Opinião

Letras | João Luís Barreto Guimarães (2020) movimento OU celebrar a possibilidade

4 fev 2022 14:22

A obra poética de Barreto Guimarães tem evoluído numa linha contínua de reconhecimento em Portugal e no estrangeiro

João Luís Barreto Guimarães (n. 1967) é poeta, tradutor e médico. O seu primeiro título, Há Violinos na Tribo, saiu em 1989; depois disso publicou mais 5 livros, na editora Quetzal. Tem vários livros traduzidos e, mais recentemente, alguns prémios que falam por si: Mediterrâneo (2016, prémio António Ramos Rosa); Nómada (2018, prémio Livro de Poesia do Ano Bertrand); O Tempo Avança por Sílabas (2019, antologia de 100 poemas da sua obra).

A obra poética de Barreto Guimarães tem evoluído numa linha contínua de reconhecimento em Portugal e no estrangeiro, e no apuramento de uma rara ironia, bem como uma melancolia das coisas simples e quotidianas, de raiz profunda na cultura europeia das mais diversas geografias. Por isso as viagens poéticas são peregrinações pela poesia dos seus contemporâneos e pelas memórias da história, construindo assim uma gramática muito própria.

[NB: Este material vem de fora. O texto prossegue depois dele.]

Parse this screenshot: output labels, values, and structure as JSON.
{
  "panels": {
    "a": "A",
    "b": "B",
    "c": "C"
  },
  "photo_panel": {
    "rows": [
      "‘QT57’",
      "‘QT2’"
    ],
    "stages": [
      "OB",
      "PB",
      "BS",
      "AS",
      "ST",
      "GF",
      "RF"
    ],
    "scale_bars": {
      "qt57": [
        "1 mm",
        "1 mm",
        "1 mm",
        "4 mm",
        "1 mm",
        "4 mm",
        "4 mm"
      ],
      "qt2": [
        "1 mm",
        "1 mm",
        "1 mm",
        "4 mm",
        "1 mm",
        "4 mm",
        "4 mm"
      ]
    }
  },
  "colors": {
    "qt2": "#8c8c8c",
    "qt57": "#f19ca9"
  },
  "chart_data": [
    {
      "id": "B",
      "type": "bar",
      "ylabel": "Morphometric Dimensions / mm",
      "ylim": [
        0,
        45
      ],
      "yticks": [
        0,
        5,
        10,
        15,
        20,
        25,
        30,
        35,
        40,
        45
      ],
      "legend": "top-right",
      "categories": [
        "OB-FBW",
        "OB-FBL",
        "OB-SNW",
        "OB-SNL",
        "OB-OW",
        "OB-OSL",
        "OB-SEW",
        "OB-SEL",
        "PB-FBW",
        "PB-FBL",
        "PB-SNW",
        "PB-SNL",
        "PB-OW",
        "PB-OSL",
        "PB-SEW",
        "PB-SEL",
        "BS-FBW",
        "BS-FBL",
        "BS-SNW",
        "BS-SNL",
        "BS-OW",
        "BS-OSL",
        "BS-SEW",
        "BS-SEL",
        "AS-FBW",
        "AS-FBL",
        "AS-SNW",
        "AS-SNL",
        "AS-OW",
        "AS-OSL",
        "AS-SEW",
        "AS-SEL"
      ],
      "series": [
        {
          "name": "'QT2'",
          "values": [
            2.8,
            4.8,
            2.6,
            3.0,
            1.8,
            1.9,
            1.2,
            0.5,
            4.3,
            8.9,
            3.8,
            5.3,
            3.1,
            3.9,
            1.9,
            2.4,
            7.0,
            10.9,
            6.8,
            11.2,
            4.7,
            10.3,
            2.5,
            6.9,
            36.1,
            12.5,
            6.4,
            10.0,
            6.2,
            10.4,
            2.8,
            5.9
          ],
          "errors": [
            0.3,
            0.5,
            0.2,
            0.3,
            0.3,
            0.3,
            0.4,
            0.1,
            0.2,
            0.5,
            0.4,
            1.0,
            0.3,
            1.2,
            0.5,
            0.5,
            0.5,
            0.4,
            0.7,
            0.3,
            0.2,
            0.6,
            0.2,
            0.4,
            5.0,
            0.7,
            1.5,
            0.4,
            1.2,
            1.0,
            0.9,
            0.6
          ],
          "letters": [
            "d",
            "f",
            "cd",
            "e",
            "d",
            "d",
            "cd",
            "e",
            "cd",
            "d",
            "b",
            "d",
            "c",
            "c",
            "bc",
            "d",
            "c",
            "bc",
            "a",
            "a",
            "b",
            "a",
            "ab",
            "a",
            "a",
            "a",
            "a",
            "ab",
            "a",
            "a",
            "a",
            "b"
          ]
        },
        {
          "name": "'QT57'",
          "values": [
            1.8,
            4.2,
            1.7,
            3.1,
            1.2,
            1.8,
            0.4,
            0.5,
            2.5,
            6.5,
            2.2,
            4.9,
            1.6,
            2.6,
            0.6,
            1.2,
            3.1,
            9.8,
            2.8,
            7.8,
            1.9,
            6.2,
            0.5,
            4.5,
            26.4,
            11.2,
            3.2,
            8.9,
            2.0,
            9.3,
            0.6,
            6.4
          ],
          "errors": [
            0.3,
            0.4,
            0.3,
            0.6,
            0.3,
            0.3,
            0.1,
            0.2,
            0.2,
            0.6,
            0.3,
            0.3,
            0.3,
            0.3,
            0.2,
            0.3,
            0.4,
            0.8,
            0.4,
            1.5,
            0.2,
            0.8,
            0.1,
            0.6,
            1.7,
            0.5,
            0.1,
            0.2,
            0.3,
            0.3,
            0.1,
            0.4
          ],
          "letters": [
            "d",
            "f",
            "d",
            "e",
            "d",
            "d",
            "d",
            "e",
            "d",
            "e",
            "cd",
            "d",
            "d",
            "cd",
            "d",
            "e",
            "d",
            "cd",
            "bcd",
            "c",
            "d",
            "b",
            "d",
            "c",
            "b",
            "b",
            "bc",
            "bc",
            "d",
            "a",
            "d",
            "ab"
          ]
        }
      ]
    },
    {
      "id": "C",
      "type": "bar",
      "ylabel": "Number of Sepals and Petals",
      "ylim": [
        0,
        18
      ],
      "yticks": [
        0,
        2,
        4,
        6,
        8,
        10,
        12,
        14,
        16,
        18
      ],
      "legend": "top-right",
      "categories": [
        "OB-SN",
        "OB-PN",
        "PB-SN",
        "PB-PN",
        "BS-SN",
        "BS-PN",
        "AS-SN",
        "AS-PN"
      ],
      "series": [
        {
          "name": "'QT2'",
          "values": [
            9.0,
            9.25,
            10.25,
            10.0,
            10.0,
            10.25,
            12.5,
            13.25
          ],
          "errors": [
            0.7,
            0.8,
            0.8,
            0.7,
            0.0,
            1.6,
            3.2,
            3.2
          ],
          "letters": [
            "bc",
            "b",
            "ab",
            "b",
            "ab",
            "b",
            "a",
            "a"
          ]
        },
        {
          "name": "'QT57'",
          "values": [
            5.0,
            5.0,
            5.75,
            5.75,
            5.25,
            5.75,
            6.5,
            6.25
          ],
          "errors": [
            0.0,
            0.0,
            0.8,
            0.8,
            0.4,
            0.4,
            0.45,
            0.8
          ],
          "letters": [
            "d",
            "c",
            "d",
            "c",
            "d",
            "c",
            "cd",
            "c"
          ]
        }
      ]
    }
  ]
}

Em movimento, de 2020, celebra a vida inteira que cabe em cada dia (veja-se a epígrafe escolhida para abrir o volume). A obra está dividida, geométrica e rigorosamente (simetria?), em 7 partes, ligadas a planetas ou estrelas, cada uma com 6 poemas, que orientam (‘ocidentam’?) os movimentos do poeta (e os nossos?): dia de Saturno; dia do Sol; dia da Lua; dia de Marte; dia de Mercúrio; dia de Júpiter; dia de Vénus.

Em 42 poemas é a celebração da possibilidade e da expetativa do que venha a ser real, nesse movimento de promessa que transporta sempre a palavra poética. À PROCURA dos ‘admiráveis / poemas’ (opus cit., p. 18 in ‘Aristóteles dizia:’) que sobram das rasuras e limpezas dos excessos poéticos, da solidão da avó (‘As noites entre dois domingos’, p. 24), da esperança renascida nos lugares da guerra (‘Domingo de Páscoa em Mostar’, p. 25), da presença divina na escuridão do mundo (‘Os buracos negros são / as narinas de Deus.’, p. 26 in ‘Uma teoria de tudo’); das perguntas sem resposta (p. 32), ao interminável trabalho de criação poética (‘Não deves / baixar a guarda. Nunca podes / descansar. […] Então não / tens outro arbítrio do que arrepiar as mangas / (encher o punho de tinta) e / disparar a matar.’, p. 34 in ‘Segundafeira outra vez’); do ralo que suga a espuma dos dias (p. 37), dos domadores ardilosos no circo de Portugal (p. 39), do poder no mercado da patranha (p. 41), do reconhecimento da cólera quotidiana (‘Instruções para engolir a fúria’, p. 42); do regressar ao poema da véspera (p. 45), da homenagem a Manuel António Pina (‘[…] Não o fui ver ao hospital. Talvez / o quisesse ter para sempre / nesta alegria. Às vezes sei ser / tão cobarde.’, p. 46), da imperfeição do amor (pp. 48-9), do indelével da maior parte das tantas perguntas inquietantes (‘[…] Retiras a crosta à ferida / para manter a / dor acesa? […]’, p. 51); do humano desejo de felicidade (‘[…] Antecipa a felicidade sobre / a miséria dos dias / pensar a possibilidade é / ver um umbigo / em Adão.’, p. 55), do eco da razão (‘Elogio ao silêncio’, p. 56), do cuidado com e ante a violência (pp. 57-9), do desespero da aceitação (pp. 60-1); do sentido inexplicável do jogo dos dias (pp. 65-7), das recordações da beleza dos instantes (pp. 68-70), até ao final sentimento de derrota (‘Não vai dar tempo para tudo’, p. 71; ‘Hotéis decadentes que atendem no Inverno’, p. 72).

O movimento deste revelador livro, mostra-nos, com delicadeza, o que o leitor suspeita e teme ver registado: ‘[…] No final apenas tocamos as / margens do / que é importante […]’ (p. 71). Nesse museu é fundamental ver o quadro com mais atenção do que a nota – só assim se pode celebrar a possibilidade da vida.